"Then I pray you let us return to him," said Timothy, "for I have found some four tallow candles, and we must share them with him. They are but a sorry sort of food to feed upon withal, but I have oft times heard of hungry men staving off starvation with no better fare. Nay, I am in earnest," he added, seeing the look of disgust in Gilbert's face. "Sure they are made out of good tallow-fat." He smiled grimly as he offered one of the candles to Gilbert, saying with much gravity, "I pray you, good my lord, wilt join me in a banquet of candles?"
Gilbert took the proffered food, yet hesitated to begin.
They quitted the cabin and mounted the stairs. When they regained the deck Philip Oglander was not to be seen. They called him, but he did not answer. Already the dusk was falling and they became anxious. But Timothy felt well assured that Philip was still on board, and surmised that he had found his way below into some one of the cabins. Nevertheless a further search was made for him, and it was only the growing darkness that urged them once more to return to what they believed to be the captain's room.
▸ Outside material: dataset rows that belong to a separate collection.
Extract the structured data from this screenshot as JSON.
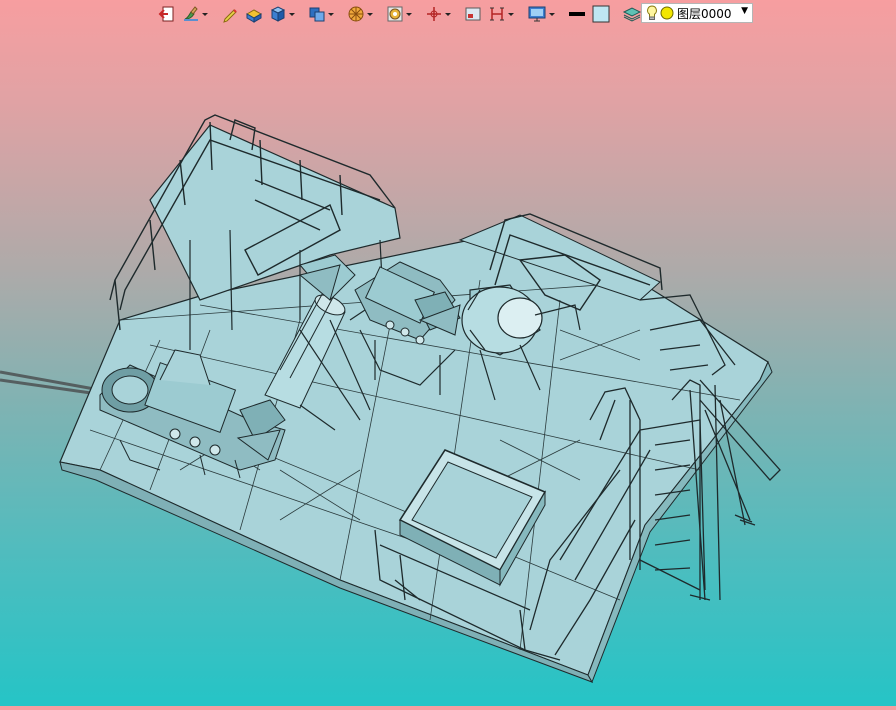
{
  "toolbar": {
    "buttons": [
      {
        "icon": "exit-icon",
        "caret": false
      },
      {
        "icon": "paint-tool-icon",
        "caret": true
      },
      {
        "icon": "pen-icon",
        "caret": false
      },
      {
        "icon": "box-plane-icon",
        "caret": false
      },
      {
        "icon": "cube-icon",
        "caret": true
      },
      {
        "icon": "view-cube-icon",
        "caret": true
      },
      {
        "icon": "section-icon",
        "caret": true
      },
      {
        "icon": "render-mode-icon",
        "caret": true
      },
      {
        "icon": "move-axis-icon",
        "caret": true
      },
      {
        "icon": "window-icon",
        "caret": false
      },
      {
        "icon": "measure-icon",
        "caret": true
      },
      {
        "icon": "screen-icon",
        "caret": true
      },
      {
        "icon": "line-color-icon",
        "caret": false
      },
      {
        "icon": "fill-color-icon",
        "caret": false
      },
      {
        "icon": "layers-icon",
        "caret": true
      }
    ],
    "colors": {
      "line": "#000000",
      "fill": "#bfe6f2"
    }
  },
  "layer": {
    "current": "图层0000",
    "bulb": "on",
    "color": "#f2e600"
  },
  "scene": {
    "background_top": "#f79ea0",
    "background_bottom": "#25c4c6",
    "model_color": "#a8d2d8",
    "edge_color": "#1e2a2c"
  }
}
Here Timothy made a beginning upon one of the candles, and, finding it not altogether disagreeable, he recommended Gilbert to make a similar meal. So hungry were they both that they would fain have finished the whole of their store, but they remembered Philip, and in fairness they put aside for him his due share.
It was, as Timothy had remarked, a sorry sort of food, but in the absence of any better it served for the time, and having partaken of it they cleared the table of the things that were upon it, stretched themselves out upon its hard substance, and, committing themselves to God's keeping, fell asleep. A gnawing thirst disturbed their slumbers, but the rest was welcome after all their troubles and dangers, and when a beam of morning sunlight pouring in through the stern-ports awakened them they arose, conscious that they had been refreshed.
Timothy's first act was to go to one of the open port-holes to look at the weather. The sea was now much calmer than when he had last looked upon it, and instead of the great broken waves with their caps of foam and showery spray, there was a long, regular rolling swell, only slightly rippled by the fresh morning breeze. That breeze was so refreshing that Timothy lingered at the port-hole, breathing it with joy. He crept outward, too, and tried to make out some of the devices that were carved upon the vessel's stern. Suddenly he hastened back into the cabin. His face was ghastly, and a strange agitation shone in his eyes.
"Master Gilbert!" he cried, "Master Gilbert—my lord, my lord!"
Gilbert stared at him in amazement, thinking for the moment that he had lost his senses.
"What hath come over thee, Timothy?" he asked. "Hast seen a ghost?"
"Haply I have," answered Timothy, his limbs shaking under him. "Dost know what ship we are in?"